Using Archive Access Tokens
Many datasets in the CEDA archive have specific auditing policies or access restrictions in place which prevent non logged-in or unauthorised users from downloading their data. This can pose a problem for anonymous scripted interactions, such as bulk file downloads (with Wget, Python requests, etc) or data sub-setting (e.g. NetCDF libraries or HTTP range get requests). To solve this problem, we provide access tokens that can be used in scripts to act on behalf of your CEDA account for the purposes of accessing data on the CEDA Archive.
How to Generate an Access Token
- Access Restrictions
- Generating Tokens from the CEDA Services Website
- Generating Tokens with the Token API
Using Access Tokens in Scripts (examples)

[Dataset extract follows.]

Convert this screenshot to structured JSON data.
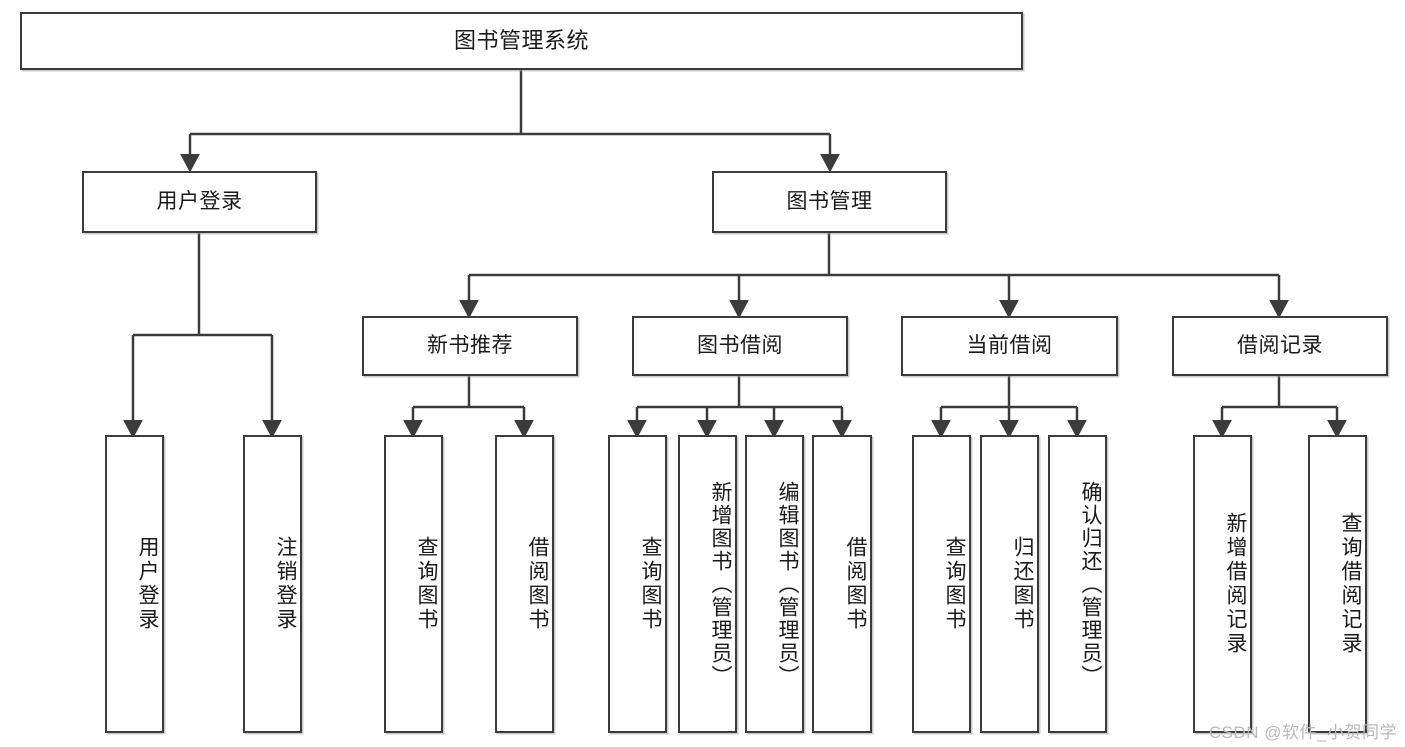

- Finding CEDA Archive File URLs
- Using Wget
- Using Curl
- Using Python Requests
- Using Python NetCDF4
- Complete Python Example Script
What is an Access Token?
The kind of access token we issue is something called a Bearer Token (from the OAuth 2.0 protocol). It is an opaque string which can be used in HTTP requests to uniquely identify the owner of the token for the purposes of verifying their identity. It is added to a request as part of the HTTP "Authorization Header".
As a security measure, access tokens that we issue have a limited lifespan.
How to Generate an Access Token
First, you will need to log in to your user account (if you don't already have one, you can Register for a CEDA Account).
Access Restrictions
Tokens cannot be used to access data that your CEDA account doesn't already have access to. Many datasets just require login to access, but some have additional licences that you must first sign-up to before you'll be able to access them. You can find information about the access restrictions for datasets, along with relevant sign-up links, on our Data Catalogue. Note that some datasets have policy agreements that you must first agree to, and you may need to wait before your access is approved by a moderator.
Once you're logged in (and your account has the access permissions you need) you can now generate access tokens to use in scripted interactions. See below for details of the different ways to do this.
Generating Tokens from the CEDA Services Website
The simplest way to generate a token is by using the access token generator on the CEDA services website. Note that, since these tokens will only have a lifespan of 3 days and cannot be refreshed, this method may not be suitable for scripts that are intended to run for a long period of time. For these purposes, see the section about the token API further down.
To generate a new token, click the "Create new access token" button, and enter your CEDA user password and (optionally) a name for the token.
After generating a token, you can copy it to use in scripts by clicking "Copy", or delete unneeded tokens using "Delete". You can also see the expiry date of each of your tokens. You can generate a maximum of 2 active tokens using this method.
Generating Tokens with the Token API
Fresh tokens can also be requested from our Token API. This makes it possible to refresh expired tokens inside of your scripts, avoiding the manual step of generating and copying tokens from the website.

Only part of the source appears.